November 1, 8:11 am
The tech titans - Amazon, Apple, Alphabet (Google), Meta, and Microsoft - unveiled their latest earnings this week, and investors were keenly watching for signs of how investments in artificial intelligence (AI) are shaping their futures. Amid a landscape where cloud computing reigns supreme and AI initiatives are beginning to bear fruit, one company, we believe, stands out from the pack: Google.
Cloud computing continues to be a cornerstone for Big Tech, with Microsoft, Alphabet, and Amazon reporting significant growth in their cloud businesses, propelled by escalating demand.
Microsoft reported that revenue from its Intelligent Cloud segment, which includes Azure, soared by 20% year over year to $24.1 billion. Azure alone witnessed a 34% uptick, with 12 percentage points attributed to heightened demand for AI services. However, CFO Amy Hood tempered expectations by forecasting a slightly slower growth rate of 18% to 20% for the next quarter, citing capacity constraints.
Alphabet's Google Cloud generated $11.4 billion in revenue, marking an impressive 35% increase year over year. The company attributed this surge to "accelerated growth" in its AI segment. While Google reported stronger cloud growth percentages, Microsoft still leads in cloud market share, with both trailing behind Amazon Web Services (AWS).
Amazon's AWS continued its dominance with a 19% year-over-year revenue growth to $27.5 billion. CEO Andy Jassy expressed a particularly bullish outlook for AI within AWS, highlighting that their AI sector is "growing more than three times faster" than AWS was at a similar stage in its development.
The billions poured into generative AI by these tech behemoths are starting to yield returns.
Jassy emphasized the magnitude of the AI opportunity, stating, "It is a really unusually large, maybe once-in-a-lifetime type of opportunity." Amazon's AI initiatives, including the development tool Bedrock and the shopping assistant Rufus, are gaining significant traction.
Google CEO Sundar Pichai echoed similar sentiments, noting that AI investments are "paying off" and are key drivers of the company's quarterly growth. Google's AI Overviews now reach over 1 billion users monthly, and the company plans to expand its AI-search feature to over 100 countries. Internally, AI is boosting efficiency, with over a quarter of new code at Google being generated by AI and then reviewed by employees.

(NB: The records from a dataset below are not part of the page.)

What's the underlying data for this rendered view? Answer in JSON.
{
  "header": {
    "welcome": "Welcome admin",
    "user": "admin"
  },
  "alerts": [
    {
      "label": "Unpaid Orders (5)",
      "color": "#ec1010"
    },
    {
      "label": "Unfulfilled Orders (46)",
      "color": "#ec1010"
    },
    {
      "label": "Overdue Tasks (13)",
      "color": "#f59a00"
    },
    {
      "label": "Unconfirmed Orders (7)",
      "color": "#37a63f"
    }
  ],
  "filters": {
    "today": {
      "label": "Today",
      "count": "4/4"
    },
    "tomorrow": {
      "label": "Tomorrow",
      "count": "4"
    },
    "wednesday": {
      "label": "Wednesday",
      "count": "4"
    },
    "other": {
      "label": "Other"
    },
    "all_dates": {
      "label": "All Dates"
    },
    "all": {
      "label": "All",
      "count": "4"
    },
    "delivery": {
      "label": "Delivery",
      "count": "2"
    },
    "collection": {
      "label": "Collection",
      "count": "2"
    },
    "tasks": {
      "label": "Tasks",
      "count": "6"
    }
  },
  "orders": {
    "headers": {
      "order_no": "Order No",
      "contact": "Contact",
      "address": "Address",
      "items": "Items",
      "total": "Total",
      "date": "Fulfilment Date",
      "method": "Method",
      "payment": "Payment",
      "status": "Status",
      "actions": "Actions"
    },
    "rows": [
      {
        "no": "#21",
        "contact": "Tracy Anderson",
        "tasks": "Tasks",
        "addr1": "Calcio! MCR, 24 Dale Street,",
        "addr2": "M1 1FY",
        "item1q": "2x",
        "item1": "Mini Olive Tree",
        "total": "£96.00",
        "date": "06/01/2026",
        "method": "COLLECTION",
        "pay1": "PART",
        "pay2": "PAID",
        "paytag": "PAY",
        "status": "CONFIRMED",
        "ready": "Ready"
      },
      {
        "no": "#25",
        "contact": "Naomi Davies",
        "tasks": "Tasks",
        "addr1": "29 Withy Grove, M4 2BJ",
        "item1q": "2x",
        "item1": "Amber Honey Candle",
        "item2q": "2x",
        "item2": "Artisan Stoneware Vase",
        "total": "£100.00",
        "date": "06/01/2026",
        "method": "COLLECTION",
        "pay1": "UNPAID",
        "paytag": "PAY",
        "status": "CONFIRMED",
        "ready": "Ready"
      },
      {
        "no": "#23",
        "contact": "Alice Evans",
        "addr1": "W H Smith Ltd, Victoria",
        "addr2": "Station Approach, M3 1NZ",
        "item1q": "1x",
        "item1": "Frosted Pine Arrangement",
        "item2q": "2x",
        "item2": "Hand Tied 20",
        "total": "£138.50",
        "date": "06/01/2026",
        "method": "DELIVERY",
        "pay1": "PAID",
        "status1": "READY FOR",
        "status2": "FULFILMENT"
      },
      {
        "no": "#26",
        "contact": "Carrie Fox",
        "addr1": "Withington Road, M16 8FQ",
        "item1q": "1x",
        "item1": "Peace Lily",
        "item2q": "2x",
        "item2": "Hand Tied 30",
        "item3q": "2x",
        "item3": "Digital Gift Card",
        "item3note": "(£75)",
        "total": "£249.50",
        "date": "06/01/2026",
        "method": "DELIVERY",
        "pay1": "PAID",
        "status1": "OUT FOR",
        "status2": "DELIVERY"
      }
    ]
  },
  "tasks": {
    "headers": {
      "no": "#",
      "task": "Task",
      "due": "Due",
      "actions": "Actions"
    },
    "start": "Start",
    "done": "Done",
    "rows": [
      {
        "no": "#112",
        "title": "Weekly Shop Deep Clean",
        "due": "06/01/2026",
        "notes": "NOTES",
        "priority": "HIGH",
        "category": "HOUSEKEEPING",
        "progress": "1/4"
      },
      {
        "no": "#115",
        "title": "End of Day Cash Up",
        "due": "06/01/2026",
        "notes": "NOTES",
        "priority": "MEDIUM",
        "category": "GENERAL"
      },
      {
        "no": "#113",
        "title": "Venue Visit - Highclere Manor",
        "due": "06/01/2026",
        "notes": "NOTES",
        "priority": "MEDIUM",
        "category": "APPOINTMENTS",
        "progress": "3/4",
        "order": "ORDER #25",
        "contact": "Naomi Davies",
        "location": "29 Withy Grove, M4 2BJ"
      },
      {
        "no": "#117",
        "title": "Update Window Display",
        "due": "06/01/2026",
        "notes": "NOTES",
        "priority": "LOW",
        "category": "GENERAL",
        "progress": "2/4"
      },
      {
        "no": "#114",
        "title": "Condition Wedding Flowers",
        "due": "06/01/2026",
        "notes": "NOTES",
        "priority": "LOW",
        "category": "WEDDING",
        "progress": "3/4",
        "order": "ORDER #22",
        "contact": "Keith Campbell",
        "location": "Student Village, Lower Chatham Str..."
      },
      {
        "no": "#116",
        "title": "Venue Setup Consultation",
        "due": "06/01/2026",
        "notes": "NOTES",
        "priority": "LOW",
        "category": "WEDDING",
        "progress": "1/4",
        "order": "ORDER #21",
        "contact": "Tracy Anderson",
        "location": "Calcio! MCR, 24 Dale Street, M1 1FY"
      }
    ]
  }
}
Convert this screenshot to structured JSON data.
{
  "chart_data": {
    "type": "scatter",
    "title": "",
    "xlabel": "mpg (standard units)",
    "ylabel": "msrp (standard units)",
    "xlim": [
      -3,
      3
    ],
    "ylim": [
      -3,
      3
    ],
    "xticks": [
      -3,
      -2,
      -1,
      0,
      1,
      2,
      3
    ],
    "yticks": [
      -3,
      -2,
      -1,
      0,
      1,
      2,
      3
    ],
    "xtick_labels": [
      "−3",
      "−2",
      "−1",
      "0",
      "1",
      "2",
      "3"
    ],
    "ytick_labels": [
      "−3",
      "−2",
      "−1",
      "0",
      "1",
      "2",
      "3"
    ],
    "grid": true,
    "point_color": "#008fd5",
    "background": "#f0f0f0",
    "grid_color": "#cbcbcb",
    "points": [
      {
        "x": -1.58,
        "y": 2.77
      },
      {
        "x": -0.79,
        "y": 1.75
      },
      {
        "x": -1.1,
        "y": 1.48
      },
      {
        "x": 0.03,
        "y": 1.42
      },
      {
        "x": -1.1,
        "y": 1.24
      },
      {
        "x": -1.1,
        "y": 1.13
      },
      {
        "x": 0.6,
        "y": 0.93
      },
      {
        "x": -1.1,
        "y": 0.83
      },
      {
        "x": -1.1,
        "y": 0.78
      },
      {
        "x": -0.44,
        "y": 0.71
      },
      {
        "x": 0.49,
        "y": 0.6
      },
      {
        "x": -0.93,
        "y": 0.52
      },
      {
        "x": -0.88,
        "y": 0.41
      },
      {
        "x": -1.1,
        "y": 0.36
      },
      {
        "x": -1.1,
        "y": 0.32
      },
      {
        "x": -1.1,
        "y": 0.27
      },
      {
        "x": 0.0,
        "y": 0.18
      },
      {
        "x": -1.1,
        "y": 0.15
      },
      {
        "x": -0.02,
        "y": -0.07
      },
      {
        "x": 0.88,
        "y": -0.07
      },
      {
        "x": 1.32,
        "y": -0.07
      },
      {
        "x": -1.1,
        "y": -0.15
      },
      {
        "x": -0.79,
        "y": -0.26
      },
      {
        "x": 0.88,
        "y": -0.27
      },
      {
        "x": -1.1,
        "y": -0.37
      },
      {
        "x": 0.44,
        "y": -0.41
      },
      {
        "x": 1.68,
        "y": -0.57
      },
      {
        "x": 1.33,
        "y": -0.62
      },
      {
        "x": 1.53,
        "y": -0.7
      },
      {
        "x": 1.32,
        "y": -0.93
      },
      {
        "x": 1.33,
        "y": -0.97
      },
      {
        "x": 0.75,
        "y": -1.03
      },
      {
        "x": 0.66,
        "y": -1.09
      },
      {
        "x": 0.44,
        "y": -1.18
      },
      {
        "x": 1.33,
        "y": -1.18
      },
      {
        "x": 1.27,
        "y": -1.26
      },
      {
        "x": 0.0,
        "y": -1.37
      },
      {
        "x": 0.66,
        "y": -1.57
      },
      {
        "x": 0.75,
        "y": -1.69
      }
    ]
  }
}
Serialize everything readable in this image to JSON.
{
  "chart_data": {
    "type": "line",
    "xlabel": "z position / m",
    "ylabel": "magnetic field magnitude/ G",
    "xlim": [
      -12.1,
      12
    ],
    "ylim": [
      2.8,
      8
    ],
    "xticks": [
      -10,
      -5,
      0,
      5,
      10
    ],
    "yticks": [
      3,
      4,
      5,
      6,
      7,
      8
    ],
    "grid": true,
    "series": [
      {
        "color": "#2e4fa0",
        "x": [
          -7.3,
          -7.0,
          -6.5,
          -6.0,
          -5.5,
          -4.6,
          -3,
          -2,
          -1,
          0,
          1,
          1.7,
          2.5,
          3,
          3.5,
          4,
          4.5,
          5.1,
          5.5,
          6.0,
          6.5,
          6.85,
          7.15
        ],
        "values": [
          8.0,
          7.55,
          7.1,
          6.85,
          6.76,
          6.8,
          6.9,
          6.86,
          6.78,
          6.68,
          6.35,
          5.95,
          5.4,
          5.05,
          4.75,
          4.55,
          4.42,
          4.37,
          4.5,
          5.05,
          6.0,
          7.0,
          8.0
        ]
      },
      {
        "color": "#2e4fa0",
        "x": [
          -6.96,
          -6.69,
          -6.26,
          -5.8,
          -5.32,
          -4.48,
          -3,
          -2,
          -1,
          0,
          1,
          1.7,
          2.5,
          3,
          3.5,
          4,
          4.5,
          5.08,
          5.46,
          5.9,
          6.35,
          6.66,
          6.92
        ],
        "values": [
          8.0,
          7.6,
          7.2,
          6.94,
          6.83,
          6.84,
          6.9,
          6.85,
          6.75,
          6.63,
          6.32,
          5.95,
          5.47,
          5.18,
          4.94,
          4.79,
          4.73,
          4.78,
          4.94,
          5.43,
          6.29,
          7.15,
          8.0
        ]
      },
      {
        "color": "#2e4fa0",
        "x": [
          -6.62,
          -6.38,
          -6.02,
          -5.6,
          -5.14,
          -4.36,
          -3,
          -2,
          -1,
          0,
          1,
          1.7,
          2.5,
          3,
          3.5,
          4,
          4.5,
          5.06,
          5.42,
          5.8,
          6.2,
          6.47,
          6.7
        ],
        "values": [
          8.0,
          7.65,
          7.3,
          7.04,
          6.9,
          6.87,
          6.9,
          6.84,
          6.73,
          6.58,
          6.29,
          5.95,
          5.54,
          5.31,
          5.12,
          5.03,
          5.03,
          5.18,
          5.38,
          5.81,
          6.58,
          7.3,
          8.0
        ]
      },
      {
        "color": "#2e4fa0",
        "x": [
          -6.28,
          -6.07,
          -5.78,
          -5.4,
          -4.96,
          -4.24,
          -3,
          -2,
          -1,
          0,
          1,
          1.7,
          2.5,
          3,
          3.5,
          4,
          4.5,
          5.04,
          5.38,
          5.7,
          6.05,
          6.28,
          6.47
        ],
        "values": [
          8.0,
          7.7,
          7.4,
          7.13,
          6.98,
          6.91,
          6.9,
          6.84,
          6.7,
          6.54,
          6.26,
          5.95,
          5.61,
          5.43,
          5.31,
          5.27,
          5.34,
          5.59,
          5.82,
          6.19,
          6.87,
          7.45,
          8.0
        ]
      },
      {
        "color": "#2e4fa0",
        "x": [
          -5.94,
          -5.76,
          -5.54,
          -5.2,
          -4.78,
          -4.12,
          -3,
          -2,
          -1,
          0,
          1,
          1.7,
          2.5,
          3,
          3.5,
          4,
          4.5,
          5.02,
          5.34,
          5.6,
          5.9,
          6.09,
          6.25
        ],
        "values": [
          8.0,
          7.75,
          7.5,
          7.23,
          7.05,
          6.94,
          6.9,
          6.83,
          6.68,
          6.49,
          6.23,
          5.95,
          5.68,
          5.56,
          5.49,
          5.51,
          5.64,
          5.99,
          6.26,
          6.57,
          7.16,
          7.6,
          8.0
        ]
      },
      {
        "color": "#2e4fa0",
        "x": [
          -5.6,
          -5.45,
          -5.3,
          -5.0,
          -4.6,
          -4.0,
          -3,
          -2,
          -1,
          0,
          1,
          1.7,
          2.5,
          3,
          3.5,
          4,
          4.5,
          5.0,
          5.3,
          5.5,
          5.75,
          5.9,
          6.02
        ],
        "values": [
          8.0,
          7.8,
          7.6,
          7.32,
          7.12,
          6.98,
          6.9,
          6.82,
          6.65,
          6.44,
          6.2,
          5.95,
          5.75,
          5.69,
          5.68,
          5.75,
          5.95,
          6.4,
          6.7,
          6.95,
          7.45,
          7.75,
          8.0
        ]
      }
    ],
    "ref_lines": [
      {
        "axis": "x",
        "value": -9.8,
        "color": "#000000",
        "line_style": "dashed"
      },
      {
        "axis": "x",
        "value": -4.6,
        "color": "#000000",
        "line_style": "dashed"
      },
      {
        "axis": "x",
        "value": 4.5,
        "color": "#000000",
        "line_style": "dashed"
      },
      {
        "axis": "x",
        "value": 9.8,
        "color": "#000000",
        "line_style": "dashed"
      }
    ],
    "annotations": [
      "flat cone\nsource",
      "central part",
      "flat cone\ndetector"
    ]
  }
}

Meta is also harnessing the power of AI, with CEO Mark Zuckerberg revealing that over 1 million advertisers have used the company's generative AI tools to create more than 15 million ads in the past month. Businesses utilizing Meta's image generation are seeing a 7% increase in conversions.
The escalating need for data centers and AI infrastructure is driving up capital expenditures across the industry. Microsoft's capital expenditure reached $20 billion in the quarter ending September 30, nearly doubling from $11.2 billion the previous year. Amazon anticipates its capital expenditure to hit $75 billion this year, with plans to increase spending in 2025, primarily for AWS.
The stock market's response to these earnings reports has been mixed:
Amazon's (AMZN) stock price increased by 5% post-earnings, currently trading at $198 per share, with a market cap of $2.08 trillion and a PE ratio of 42.6.
Alphabet's (GOOGL) stock surged 6% after earnings but has since cooled slightly, now trading at $172 per share. The company boasts a market cap of $2.11 trillion and a PE ratio of 22.6.
Meta (META) fell about 2% after earnings, currently trading around $568 per share, with a market cap of $1.43 trillion and a PE ratio of 26.82.
Apple (AAPL) dropped 3% post-earnings, now at $225 per share, with a market cap of $3.42 trillion and a PE ratio of 36.9.
Microsoft (MSFT) also declined by about 3%, trading at $411 per share, with a market cap of $3.05 trillion and a PE ratio of 33.9.
Analyzing the earnings and incorporating our alternative data insights, we believe that Google emerges as the winner this week. Here's why:
Fair Valuation: With a PE ratio of 22.6, Google's valuation appears more reasonable compared to its peers, suggesting potential for stock appreciation.
Robust Revenue Growth: Google's revenue was strong across the board, particularly in its cloud and AI segments, indicating healthy business momentum.
Positive Alternative Data Signals: Our data indicates an uptick in job postings, a proxy for future growth, and positive sentiment among employees. Historically, growth in these alternative indicators has shown a minor correlation with stock price appreciation.
When combined with Google's solid financial performance and strategic positioning in AI and cloud computing, these signals suggest that the company has room to grow.
While all these tech giants are winners in their own right - each making significant advancements in AI and cloud computing - Google stands out based on its valuation and growth prospects. Its lower PE ratio suggests that it is undervalued relative to its earnings, offering a potentially higher return on investment. Combined with strong revenue growth and positive alternative data signals, Google presents a compelling case for investors.
Disclaimer: This article is for informational purposes only and does not constitute financial advice. Investors should conduct their own research or consult a financial advisor before making investment decisions.